Among the more surprising aspects of the announcement is that Waymo decided to partner with Jaguar for the next phase of the fleet announcement. Notably, Jaguar is not replacing Chrysler. Both automakers will be manufacturing vehicles for Waymo. The reason this is surprising is that Jaguar produces luxury vehicles and Jaguars will represent the bulk of Waymo’s fleet in the near-term. I think many expected Waymo to find a more affordable vehicle in this early phase of fleet expansion. I see a few potential reasons for the Jaguar partnership:

  1. Waymo may not have had many choices if they wanted a fleet of electric vehicles. Most electric vehicles that satisfied Waymo’s needs, may have been premium vehicles. The Bolt or Model 3 would have been the natural alternative, but GM and Tesla are buildingtheir own competing AV technology (and the Model 3 is struggling with production bottlenecks).
  2. It may be that AV ride hailing in the near-term will be expensive. If this is the case, only well-resourced individuals will be able to afford the Waymo’s mobility service. In this scenario, Waymo had to find a luxury vehicle that would attract the customers they hope to serve. Many have speculated that AV technology will be far cheaper on a per-mile basis than contemporary cars, but that may not be the case in the near-term (though, hopefully, they will be cheaper in the long-term). AV developers have spent many billions developing this technology and they may need to charge high fees to recoup these investments. It may also be that the hardware and software required to make AVs possible is still very expensive on a per vehicle basis. I hope this isn’t the reason for the Jaguar partnership, but it may be.
  3. Finally, it may be that Waymo is simply trying to lure customers away from their personally owned vehicles by offering a premium travel experience. Many surveys have shown a reluctance by the public to adopt AV technology. Partnering with Jaguar may be a way of enticing skeptics into giving the technology a try while still providing an attractive price.

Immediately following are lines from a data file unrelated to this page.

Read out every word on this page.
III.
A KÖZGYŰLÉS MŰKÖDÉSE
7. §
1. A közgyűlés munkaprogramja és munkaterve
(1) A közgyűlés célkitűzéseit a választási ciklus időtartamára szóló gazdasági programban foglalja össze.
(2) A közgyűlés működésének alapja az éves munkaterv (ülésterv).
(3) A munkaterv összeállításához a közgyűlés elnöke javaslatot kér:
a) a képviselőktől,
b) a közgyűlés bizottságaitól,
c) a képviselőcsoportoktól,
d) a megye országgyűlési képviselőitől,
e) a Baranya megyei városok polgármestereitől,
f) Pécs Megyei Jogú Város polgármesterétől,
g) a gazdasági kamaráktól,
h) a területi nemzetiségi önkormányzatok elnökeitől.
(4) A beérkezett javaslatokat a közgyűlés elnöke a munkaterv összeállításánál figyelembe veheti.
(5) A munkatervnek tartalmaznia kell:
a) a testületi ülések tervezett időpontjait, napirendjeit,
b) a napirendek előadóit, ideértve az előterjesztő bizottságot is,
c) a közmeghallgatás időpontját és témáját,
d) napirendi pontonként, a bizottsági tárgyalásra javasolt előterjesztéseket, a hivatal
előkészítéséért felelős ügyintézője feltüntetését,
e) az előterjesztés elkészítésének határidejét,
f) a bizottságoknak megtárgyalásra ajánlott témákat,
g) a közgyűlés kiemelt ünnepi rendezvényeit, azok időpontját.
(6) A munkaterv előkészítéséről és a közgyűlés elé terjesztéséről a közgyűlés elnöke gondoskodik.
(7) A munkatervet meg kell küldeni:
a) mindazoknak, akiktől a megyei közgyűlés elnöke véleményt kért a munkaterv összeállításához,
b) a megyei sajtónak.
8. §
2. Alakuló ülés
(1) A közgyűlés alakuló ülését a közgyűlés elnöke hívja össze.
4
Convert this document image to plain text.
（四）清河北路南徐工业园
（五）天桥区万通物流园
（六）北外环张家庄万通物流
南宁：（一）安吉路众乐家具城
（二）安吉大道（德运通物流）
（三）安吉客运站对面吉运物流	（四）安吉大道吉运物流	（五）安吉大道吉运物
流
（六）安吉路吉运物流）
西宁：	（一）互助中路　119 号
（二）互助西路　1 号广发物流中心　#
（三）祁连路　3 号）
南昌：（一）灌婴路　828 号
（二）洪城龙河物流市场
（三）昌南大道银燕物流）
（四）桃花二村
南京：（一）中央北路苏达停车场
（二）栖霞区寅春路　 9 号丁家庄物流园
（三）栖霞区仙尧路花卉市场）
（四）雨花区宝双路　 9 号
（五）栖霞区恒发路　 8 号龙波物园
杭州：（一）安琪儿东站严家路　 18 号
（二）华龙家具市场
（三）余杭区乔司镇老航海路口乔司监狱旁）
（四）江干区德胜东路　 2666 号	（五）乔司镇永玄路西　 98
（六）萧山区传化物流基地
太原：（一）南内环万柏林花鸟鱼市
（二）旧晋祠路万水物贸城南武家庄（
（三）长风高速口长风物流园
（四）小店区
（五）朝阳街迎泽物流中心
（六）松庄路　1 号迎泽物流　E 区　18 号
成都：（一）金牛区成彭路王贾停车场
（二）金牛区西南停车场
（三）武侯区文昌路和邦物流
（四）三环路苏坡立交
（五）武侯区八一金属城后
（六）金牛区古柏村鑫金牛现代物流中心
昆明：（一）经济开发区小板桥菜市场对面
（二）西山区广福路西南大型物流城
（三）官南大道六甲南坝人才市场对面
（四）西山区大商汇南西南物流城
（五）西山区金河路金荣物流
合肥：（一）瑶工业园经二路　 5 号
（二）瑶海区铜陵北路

Fortunately, we’ll gain several clues when Waymo announces prices for its mobility service later this year.

Jaguar’s I-PACE

The intent to use the I-PACE for their fleet is significant because, like the Chrysler Pacifica, this vehicle is designed to be operated by a person and it has all the features that are required for human operation. It has a steering wheel, breaks, a dashboard, and mirrors, among other driving features, despite the fact that no one will be in the driver’s seat. Instead the vehicles will be outfitted with hardware and software to complete the driving task autonomously. No manufacturer is ready (as far as we know) to create an AV specific vehicle for Waymo. I’ve speculated here that vehicle design will change radically with AVs, but that isn’t happening yet. Only GM has developed a production-ready vehicle that excludes the features necessary for human operation.

No pricing announcement yet

Unfortunately, how much Waymo will charge for its service is still unknown. This information is vitally important because it will dictate how quickly and thoroughly AVs disrupt the transportation sector. If it is priced comparably to Uber and Lyft, the impact will be minimal in the near-term. However, any price below a $1/mile will begin to have an impact on car ownership. If the costs are as low as some have predicted (< $0.20/mile) then the transportation revolution will come as quickly as the technology can be deployed, upending every aspect of transportation. GM has announced an anticipated price per mile of about $1.00. I wouldn’t be surprised if Waymo beat that price, but we’ll see soon enough.